Kern is a Bitcoin signing firmware. Security is not optional.

  • Never introduce network or radio functionality. The air-gap is by design.
  • Use secure memory wipe (WIPE macros from utils/) for sensitive data.
  • Use the existing crypto_utils wrappers around mbedtls rather than rolling custom crypto.
  • Be mindful of stack usage on ESP32-P4, especially in deep call chains.

Objectivity

We value focused, purposeful contributions. Every PR should clearly state what problem it solves — this helps reviewers understand your intent and keeps the project lean.

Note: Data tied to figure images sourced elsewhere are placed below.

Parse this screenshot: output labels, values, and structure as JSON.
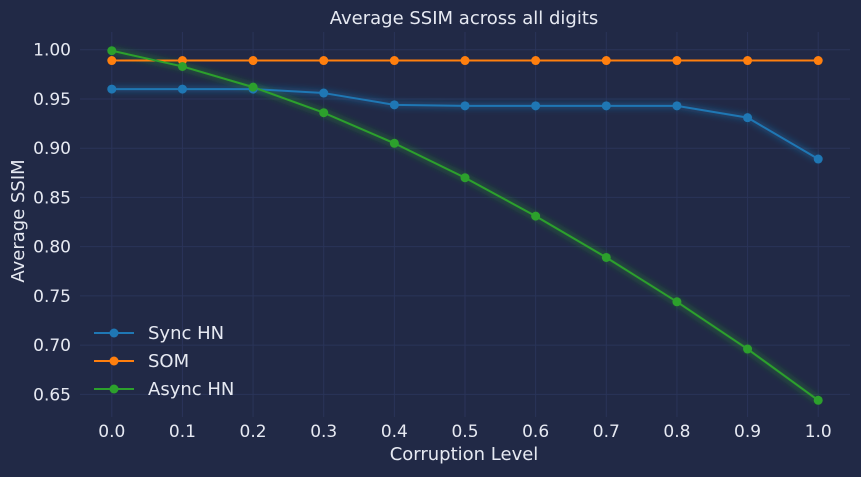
{
  "chart_data": {
    "type": "line",
    "title": "Average SSIM across all digits",
    "xlabel": "Corruption Level",
    "ylabel": "Average SSIM",
    "x": [
      0.0,
      0.1,
      0.2,
      0.3,
      0.4,
      0.5,
      0.6,
      0.7,
      0.8,
      0.9,
      1.0
    ],
    "x_tick_labels": [
      "0.0",
      "0.1",
      "0.2",
      "0.3",
      "0.4",
      "0.5",
      "0.6",
      "0.7",
      "0.8",
      "0.9",
      "1.0"
    ],
    "y_ticks": [
      0.65,
      0.7,
      0.75,
      0.8,
      0.85,
      0.9,
      0.95,
      1.0
    ],
    "y_tick_labels": [
      "0.65",
      "0.70",
      "0.75",
      "0.80",
      "0.85",
      "0.90",
      "0.95",
      "1.00"
    ],
    "xlim": [
      -0.045,
      1.045
    ],
    "ylim": [
      0.627,
      1.018
    ],
    "grid": true,
    "legend_position": "lower-left",
    "series": [
      {
        "name": "Sync HN",
        "color": "#1f77b4",
        "values": [
          0.96,
          0.96,
          0.96,
          0.956,
          0.944,
          0.943,
          0.943,
          0.943,
          0.943,
          0.931,
          0.889
        ]
      },
      {
        "name": "SOM",
        "color": "#ff7f0e",
        "values": [
          0.989,
          0.989,
          0.989,
          0.989,
          0.989,
          0.989,
          0.989,
          0.989,
          0.989,
          0.989,
          0.989
        ]
      },
      {
        "name": "Async HN",
        "color": "#2ca02c",
        "values": [
          0.999,
          0.983,
          0.962,
          0.936,
          0.905,
          0.87,
          0.831,
          0.789,
          0.744,
          0.696,
          0.644
        ]
      }
    ]
  },
  "style": {
    "background": "#212946",
    "grid_color": "#2A3459",
    "text_color": "#e6e9f2"
  }
}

Whenever possible, link to a previously discussed Issue where the problem has been described and agreed upon. If no issue exists yet, consider opening one first to give the community a chance to weigh in. For small, self-evident fixes (typos, obvious bugs), describing the problem directly in the PR is perfectly fine.

Submitting Changes

  1. Create a branch from master with a descriptive name.
  2. Make your changes in focused, well-described commits.
  3. Ensure the project builds cleanly with idf.py build.
  4. Open a Pull Request that:
    • References the related Issue (preferred), or clearly describes the problem being solved.
    • Explains what changed and why.
    • Notes any impact on security, memory usage, or the air-gap model.

Reporting Issues

Open an Issue describing:

  • The problem — what is wrong or missing, and why it matters.
  • Steps to reproduce (for bugs).
  • Hardware and firmware version (if relevant).

License

By contributing, you agree that your contributions will be licensed under the MIT License.